Stanowisko PKW, które dzisiaj zostało wydane, poleca komisarzom wyborczym przekazanie wójtom, burmistrzom i prezydentom, że są zobowiązani wydawać dane osobowe, jeżeli zwróci się o to pracownik Poczty Polskiej i jako podkładkę formalną poda postanowienie premiera, że tak trzeba zrobić. Mi – jako kandydatowi na prezydenta – służy skarga do Sądu Najwyższego na to postanowienie PKW, wyjaśnienie PKW tak naprawdę wydane w formie uchwały. Złożenie tej skali wstrzymuje wykonanie postanowienia, wstrzymuje bieg tej uchwały aż do rozpoznania tej sprawy przez SN” – mówił na konferencji prasowej kandydat na prezydenta Szymon Hołownia.

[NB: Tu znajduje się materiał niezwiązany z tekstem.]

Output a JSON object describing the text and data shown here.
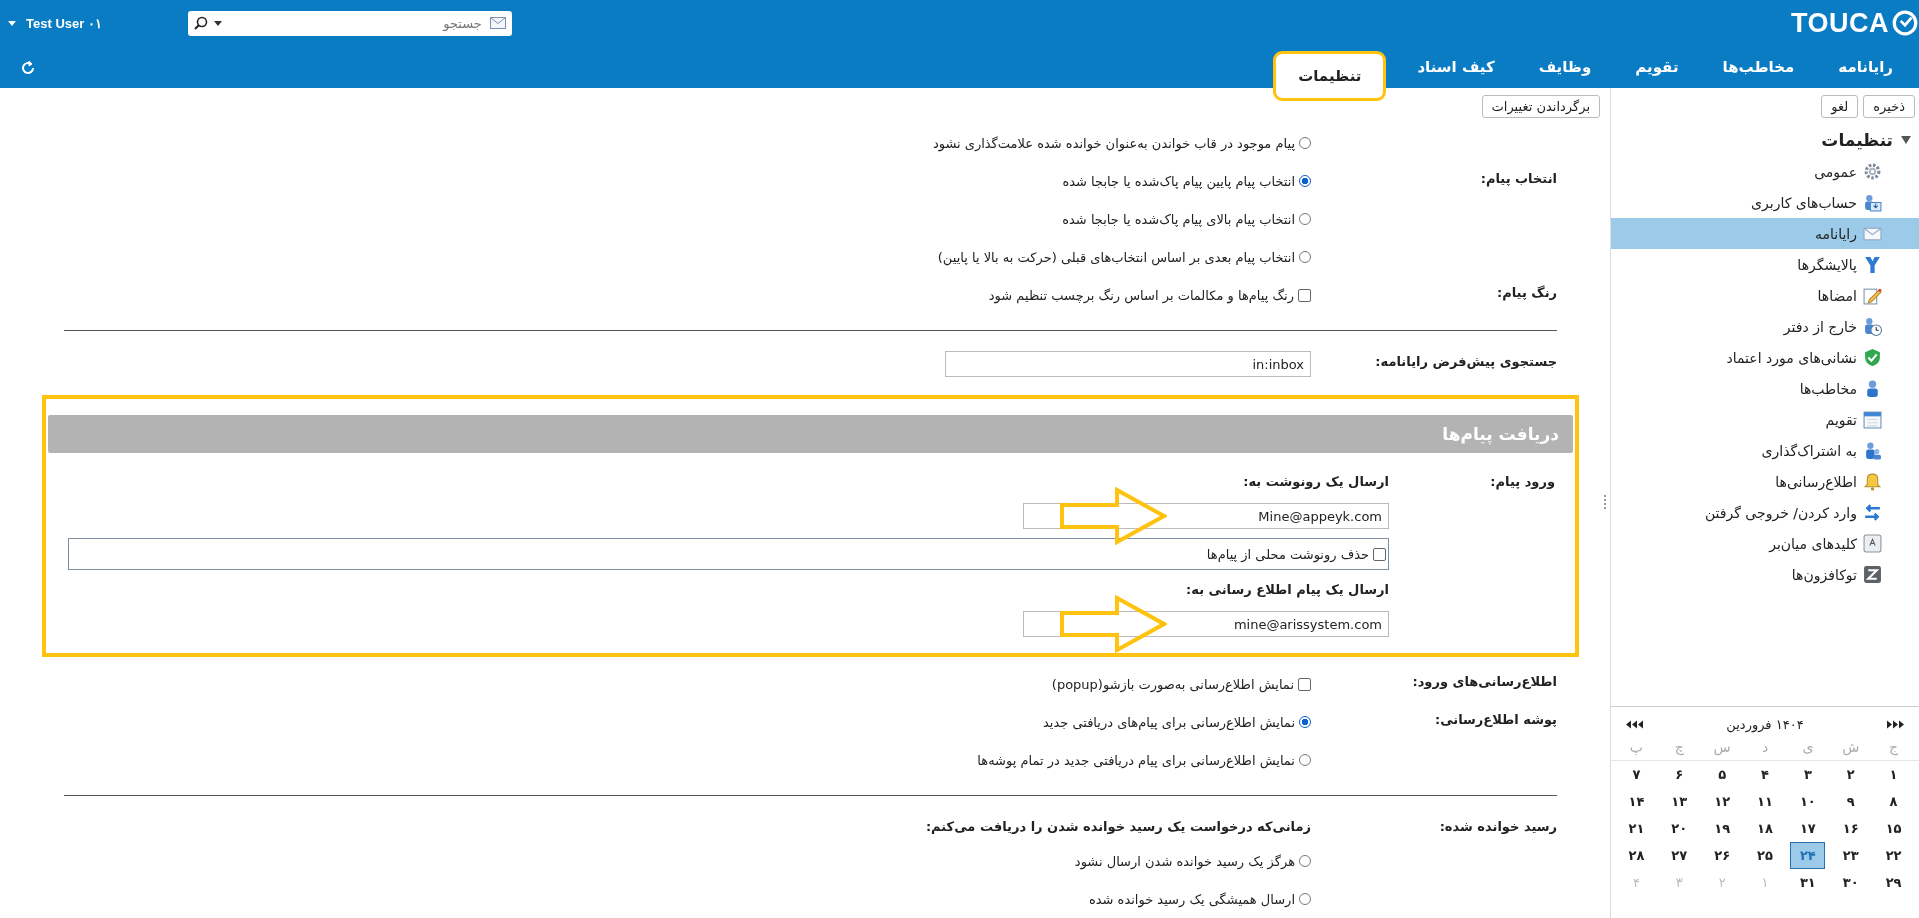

Wybory prezydenta dokonują się na poczcie. To jest zgroza, hańba, śmiech, a nie organizowanie wyborów na najważniejszy urząd w państwie. To okazja do ich zmanipulowania, wyborczych fałszerstw. Jeżeli na skutek mojej skargi uda się ten proces, który już ruszył kompletnie bezkarnie, zatrzymać nawet na 7 dni, w ciągu których SN musi tę skargę rozpoznać, to już warto było to zrobić” – dodawał.